Tam 2 ay oldu evet bu nasıl
olduğunu tanımlamakta hala zorlandığım ülkeye, şehre geleli… Hayat insanı hiç tahmin
edemediği yerlere sürükleyiveriyor ve bizler yazgımızı şaşkınlıkla izlemekle
yetinip, olayları sebep-sonuç ilişkisine bağlama çabasına giren aciz kullar
olarak hayata tutunuyoruz. Evet 2 ay… Buraya geldiğim ilk günkü hissiyat hala
kafamda capcanlı ve taze. Ve şunu anlıyorum ki, acı da çeksek doyasıya, ağzımız
kulaklarımıza varana kadar eğlensek de bu hayat geçiyor ve geçen her saniyenin
benliğimize olumlu bir katkıda bulunmasını sağlama çabası içinde olmak sanırım
bu hayatı anlamlı kılıyor.

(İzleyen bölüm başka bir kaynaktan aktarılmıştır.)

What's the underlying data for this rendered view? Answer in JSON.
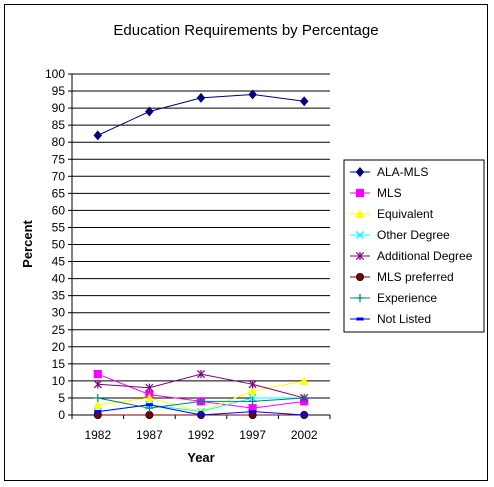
{
  "chart_data": {
    "type": "line",
    "title": "Education Requirements by Percentage",
    "xlabel": "Year",
    "ylabel": "Percent",
    "categories": [
      "1982",
      "1987",
      "1992",
      "1997",
      "2002"
    ],
    "ylim": [
      0,
      100
    ],
    "ytick_step": 5,
    "grid": true,
    "legend_position": "right",
    "series": [
      {
        "name": "ALA-MLS",
        "color": "#000080",
        "marker": "diamond",
        "values": [
          82,
          89,
          93,
          94,
          92
        ]
      },
      {
        "name": "MLS",
        "color": "#FF00FF",
        "marker": "square",
        "values": [
          12,
          6,
          4,
          2,
          4
        ]
      },
      {
        "name": "Equivalent",
        "color": "#FFFF00",
        "marker": "triangle",
        "values": [
          3,
          5,
          1,
          7,
          10
        ]
      },
      {
        "name": "Other Degree",
        "color": "#00FFFF",
        "marker": "x",
        "values": [
          1,
          3,
          1,
          5,
          5
        ]
      },
      {
        "name": "Additional Degree",
        "color": "#800080",
        "marker": "asterisk",
        "values": [
          9,
          8,
          12,
          9,
          5
        ]
      },
      {
        "name": "MLS preferred",
        "color": "#800000",
        "marker": "circle",
        "values": [
          0,
          0,
          0,
          0,
          0
        ]
      },
      {
        "name": "Experience",
        "color": "#008080",
        "marker": "plus",
        "values": [
          5,
          2,
          4,
          4,
          5
        ]
      },
      {
        "name": "Not Listed",
        "color": "#0000FF",
        "marker": "dash",
        "values": [
          1,
          3,
          0,
          1,
          0
        ]
      }
    ]
  }
}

Uzun zamandır yazmıyorum, yazamıyorum, tembellik
diyelim, zamansızlık diyelim, ne dersek diyelim. Bu iki ay bana elbette birçok
şey öğretti. Bir kere Avrupalılarla ilgili okuduğum, duyduğum şeylerin
gerçekliğini gördüm ve bu bana garip gelse de bazı şeylere şaşırdım. Olamaz
dedim ve ben bunları sadece efsane niyetine abartı olarak dinlerdim dedim kendi
kendime. Burada hayata çok başka pencerelerden bakıyorsun işte. Bu insanlar
bana sanki hiç dertleri yokmuş gibi görünürken içten içe kendi ülkemi, kendi
şehrimi, kendimi sorgulama içerisine giriyor ve çok karmaşık bir dünyanın içine
giriveriyorum. Okuldan yurda gidiş-dönüş yaptığım o 1 saatlik yürüyüş sanki ben
sorgulayayım, hayal kurayım, kendimi kaybedeyim diye hayatımın içine konulmuş
bir eylem gibi. Evet burada hayat sakin burada herkes sakin, burada eğlence ve
alkolün etkisiyle atılan çığlıklardan başka çığlık duymadım ben. Burada herkes
mutlu sanki. Burada arabalar kaza yapmıyor sanki. Burada hayat pahalı sanki.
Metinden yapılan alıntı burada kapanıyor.